I look over at the plate under the handset holder. "Yes."

"How can I help you today, Mr. Esumrus?" Once again, good etiquette whose intentions have gone sour. I cringe as my name is butchered.

"I just tried to use the phone, and the keypad was not working properly."

"Hm. I'm looking at the records here, and there was just a service call to check that phone yesterday. We sent out a technician--was the phone serviced yesterday?"

I clearly needed to be more specific about the situation. "I don't know. This is a pay phone at the airport, so I can't say whether it was serviced yesterday."

"Well, the handset should have been fixed yesterday."

And even more specific. "Well, the handset worked fine for me. The keypad is the problem."

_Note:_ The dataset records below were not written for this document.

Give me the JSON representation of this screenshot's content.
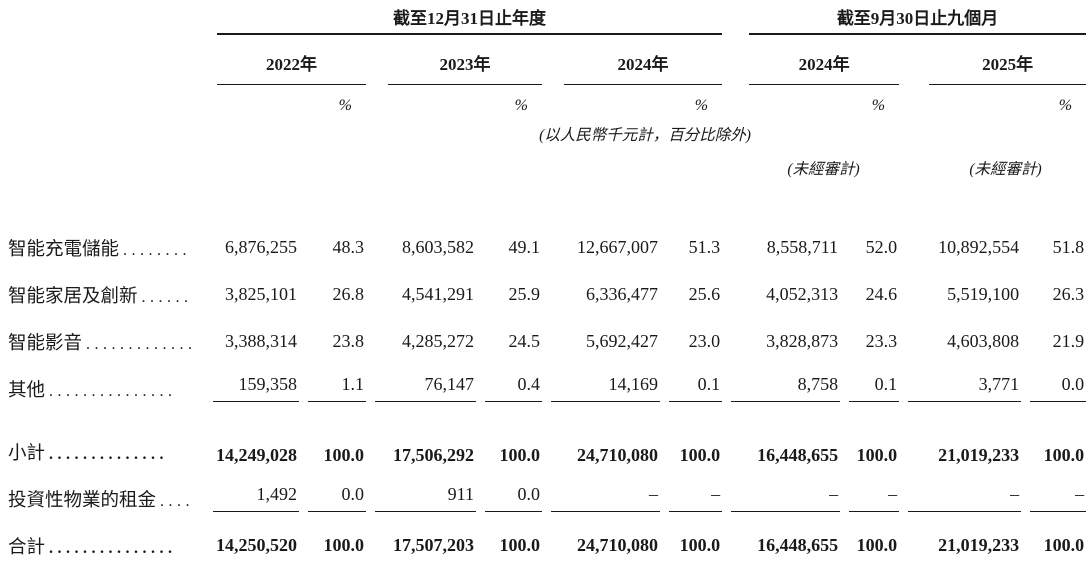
{
  "table": {
    "percent": "%",
    "header": {
      "period_annual": "截至12月31日止年度",
      "period_interim": "截至9月30日止九個月",
      "years": [
        "2022年",
        "2023年",
        "2024年",
        "2024年",
        "2025年"
      ],
      "note": "(以人民幣千元計，百分比除外)",
      "unaudited": "(未經審計)"
    },
    "rows": [
      {
        "label": "智能充電儲能",
        "leader": "........",
        "bold": false,
        "rule_below": false,
        "extra_space": false,
        "values": [
          "6,876,255",
          "48.3",
          "8,603,582",
          "49.1",
          "12,667,007",
          "51.3",
          "8,558,711",
          "52.0",
          "10,892,554",
          "51.8"
        ]
      },
      {
        "label": "智能家居及創新",
        "leader": "......",
        "bold": false,
        "rule_below": false,
        "extra_space": false,
        "values": [
          "3,825,101",
          "26.8",
          "4,541,291",
          "25.9",
          "6,336,477",
          "25.6",
          "4,052,313",
          "24.6",
          "5,519,100",
          "26.3"
        ]
      },
      {
        "label": "智能影音",
        "leader": ".............",
        "bold": false,
        "rule_below": false,
        "extra_space": false,
        "values": [
          "3,388,314",
          "23.8",
          "4,285,272",
          "24.5",
          "5,692,427",
          "23.0",
          "3,828,873",
          "23.3",
          "4,603,808",
          "21.9"
        ]
      },
      {
        "label": "其他",
        "leader": "...............",
        "bold": false,
        "rule_below": true,
        "extra_space": false,
        "values": [
          "159,358",
          "1.1",
          "76,147",
          "0.4",
          "14,169",
          "0.1",
          "8,758",
          "0.1",
          "3,771",
          "0.0"
        ]
      },
      {
        "label": "小計",
        "leader": "..............",
        "bold": true,
        "rule_below": false,
        "extra_space": true,
        "values": [
          "14,249,028",
          "100.0",
          "17,506,292",
          "100.0",
          "24,710,080",
          "100.0",
          "16,448,655",
          "100.0",
          "21,019,233",
          "100.0"
        ]
      },
      {
        "label": "投資性物業的租金",
        "leader": "....",
        "bold": false,
        "rule_below": true,
        "extra_space": false,
        "values": [
          "1,492",
          "0.0",
          "911",
          "0.0",
          "–",
          "–",
          "–",
          "–",
          "–",
          "–"
        ]
      },
      {
        "label": "合計",
        "leader": "...............",
        "bold": true,
        "rule_below": false,
        "extra_space": false,
        "values": [
          "14,250,520",
          "100.0",
          "17,507,203",
          "100.0",
          "24,710,080",
          "100.0",
          "16,448,655",
          "100.0",
          "21,019,233",
          "100.0"
        ]
      }
    ]
  }
}
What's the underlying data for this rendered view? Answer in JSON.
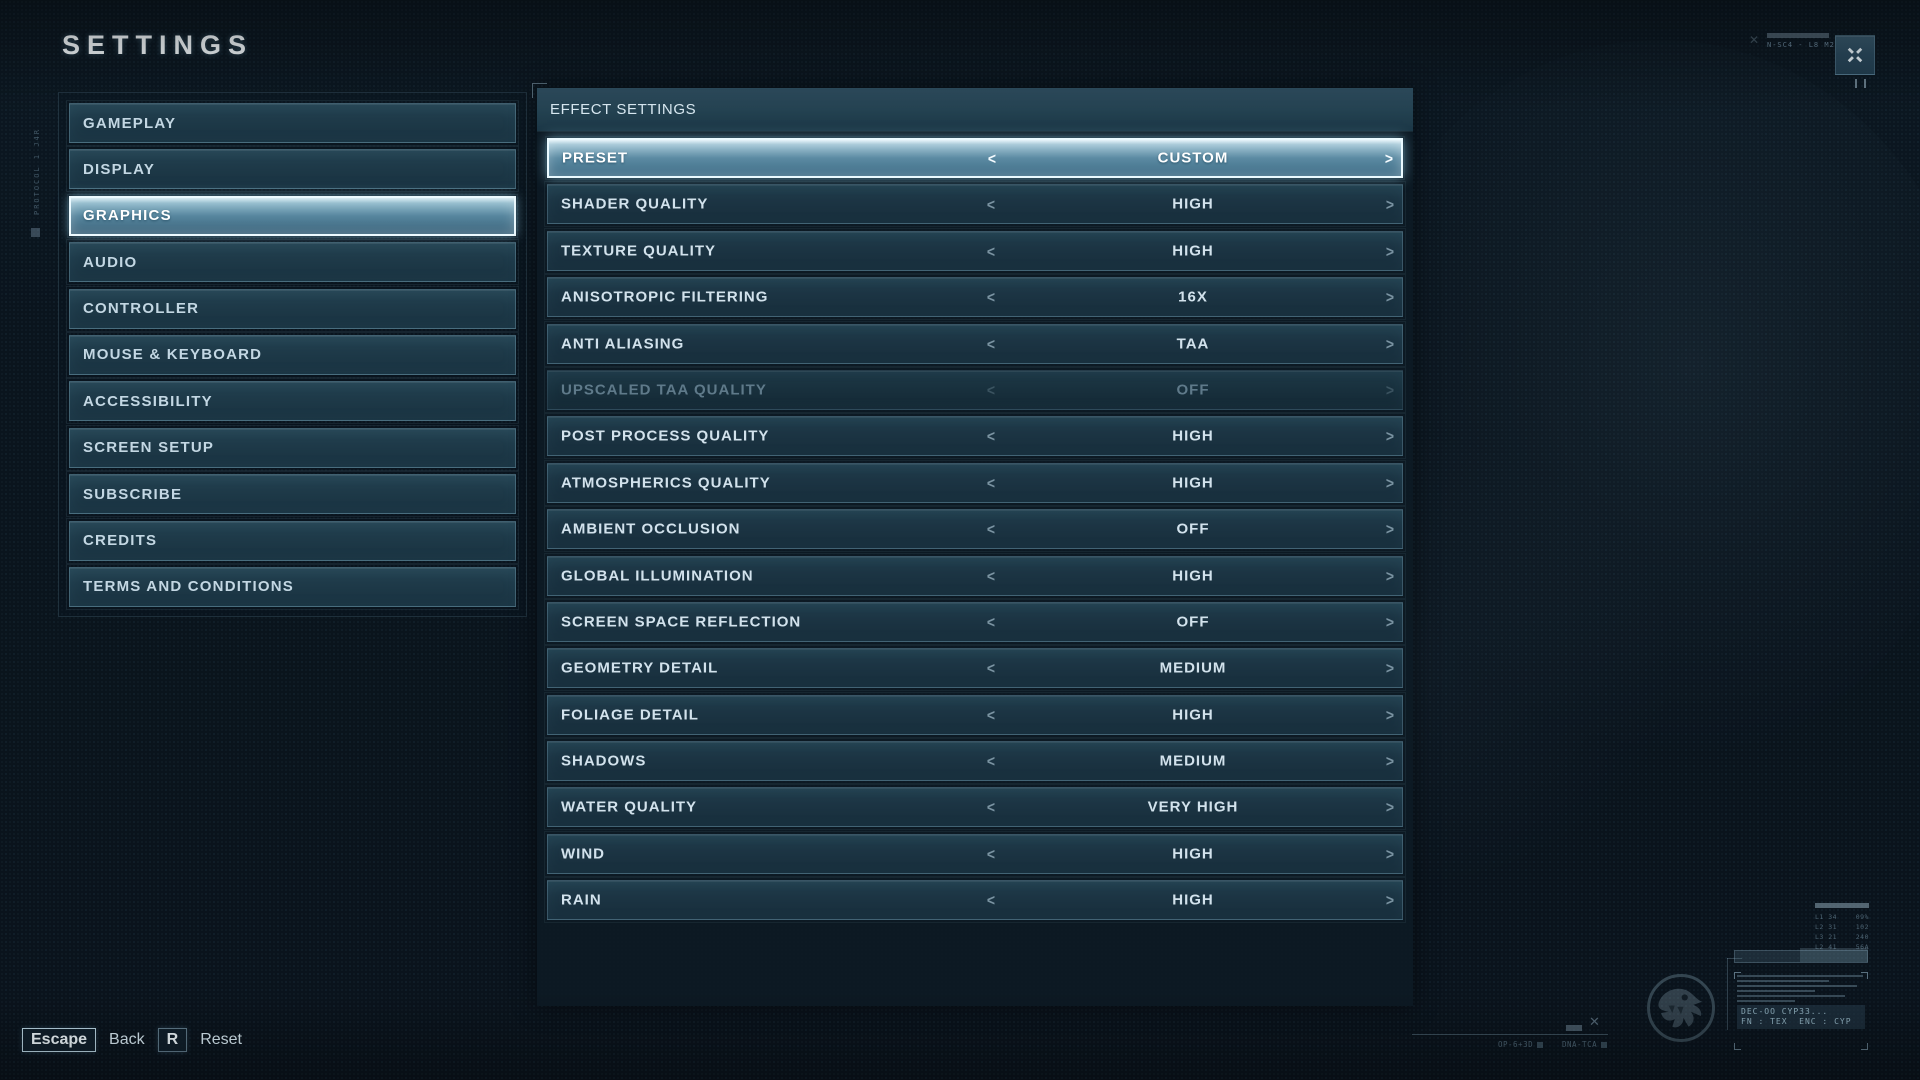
{
  "title": "SETTINGS",
  "sidebar": {
    "items": [
      {
        "label": "GAMEPLAY",
        "selected": false
      },
      {
        "label": "DISPLAY",
        "selected": false
      },
      {
        "label": "GRAPHICS",
        "selected": true
      },
      {
        "label": "AUDIO",
        "selected": false
      },
      {
        "label": "CONTROLLER",
        "selected": false
      },
      {
        "label": "MOUSE & KEYBOARD",
        "selected": false
      },
      {
        "label": "ACCESSIBILITY",
        "selected": false
      },
      {
        "label": "SCREEN SETUP",
        "selected": false
      },
      {
        "label": "SUBSCRIBE",
        "selected": false
      },
      {
        "label": "CREDITS",
        "selected": false
      },
      {
        "label": "TERMS AND CONDITIONS",
        "selected": false
      }
    ]
  },
  "panel": {
    "header": "EFFECT SETTINGS",
    "chevron_left": "<",
    "chevron_right": ">",
    "rows": [
      {
        "label": "PRESET",
        "value": "CUSTOM",
        "state": "selected"
      },
      {
        "label": "SHADER QUALITY",
        "value": "HIGH",
        "state": "normal"
      },
      {
        "label": "TEXTURE QUALITY",
        "value": "HIGH",
        "state": "normal"
      },
      {
        "label": "ANISOTROPIC FILTERING",
        "value": "16X",
        "state": "normal"
      },
      {
        "label": "ANTI ALIASING",
        "value": "TAA",
        "state": "normal"
      },
      {
        "label": "UPSCALED TAA QUALITY",
        "value": "OFF",
        "state": "disabled"
      },
      {
        "label": "POST PROCESS QUALITY",
        "value": "HIGH",
        "state": "normal"
      },
      {
        "label": "ATMOSPHERICS QUALITY",
        "value": "HIGH",
        "state": "normal"
      },
      {
        "label": "AMBIENT OCCLUSION",
        "value": "OFF",
        "state": "normal"
      },
      {
        "label": "GLOBAL ILLUMINATION",
        "value": "HIGH",
        "state": "normal"
      },
      {
        "label": "SCREEN SPACE REFLECTION",
        "value": "OFF",
        "state": "normal"
      },
      {
        "label": "GEOMETRY DETAIL",
        "value": "MEDIUM",
        "state": "normal"
      },
      {
        "label": "FOLIAGE DETAIL",
        "value": "HIGH",
        "state": "normal"
      },
      {
        "label": "SHADOWS",
        "value": "MEDIUM",
        "state": "normal"
      },
      {
        "label": "WATER QUALITY",
        "value": "VERY HIGH",
        "state": "normal"
      },
      {
        "label": "WIND",
        "value": "HIGH",
        "state": "normal"
      },
      {
        "label": "RAIN",
        "value": "HIGH",
        "state": "normal"
      }
    ]
  },
  "footer": {
    "escape_key": "Escape",
    "back_label": "Back",
    "reset_key": "R",
    "reset_label": "Reset"
  },
  "hud": {
    "top_right_code": "N-SC4 - L8 M2G4",
    "stats_rows": [
      [
        "L1 34",
        "09%"
      ],
      [
        "L2 31",
        "102"
      ],
      [
        "L3 21",
        "240"
      ],
      [
        "L2 41",
        "56A"
      ]
    ],
    "bottom_labels": [
      "OP-6+3D",
      "DNA-TCA"
    ],
    "decoder_line1": "DEC-OO CYP33...",
    "decoder_line2": "FN : TEX  ENC : CYP",
    "protocol_text": "PROTOCOL 1 J4R"
  },
  "colors": {
    "background": "#0a141d",
    "row_text": "#d2e2ec",
    "selected_fill_top": "#e2f2f8",
    "selected_border": "#eafaff",
    "disabled_text": "#5f7a8a",
    "accent_glow": "#96dcf5"
  }
}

"Oh, the keypad." I hear typing at the other end. "And Mr. Ermphphns"--Mr. Bell clearly didn't anticipate Welsh names crossing the wires--"is the account in your name?"

The communication gap widens. I feel like Indiana Jones trying to make it out of the temple before the earthquake swallows him. "No. Actually, I'm in Baltimore Washington Airport, at a pay phone. I just tried to use the one next to me and it didn't work. That's why I'm calling."

"OK. You're at the airport. Can you tell me where you are?"

Did she do that intentionally? Is she yanking my chain? I look around for clandestine recording devices or a crew with Candid Camera hats on. I feel like I ought to be whispering into the phone. "I'm next to gate B25."

More typing. "Alright, Mr. Esumrus, I'm looking at sending a technician out tomorrow between 9 am and 8 pm. Would that be all right?"

I think we missed something here. Maybe where my agent is, they don't have airports. Or maybe individuals own their own airports and the phones therein. Strange--she doesn't have an accent like most customer service agents do.

And I'm holding unexpected power; I feel like Frodo in Mount Doom. The repair of this poor BWI payphone hangs by a single thread, dangled over the pit of oblivion, victim to the whim of a passer-by. I giggle with the sudden urge to tell her that I want it repaired only between 6 and 7 am on Sunday. The thought of a technician trying to get here with his gear before security is open tickles me. I look around again for cameras. "Um, I just stopped to use the pay phone. Anytime you come by will be fine with me." Thanks, A.J.

"All right, Mr. Emuphras, we're going to send a technician out tomorrow between 9 am and 8 pm to fix the keypad of that phone."

"Thank you, that will be perfect."

"Thank you for calling V*****n. Have a good day."

"No, thank you. You just made my day that much funnier." All right, I didn't say that. But I was thinking it. I'm glad pay phones have not totally succumbed to cell phones. They're still good for something.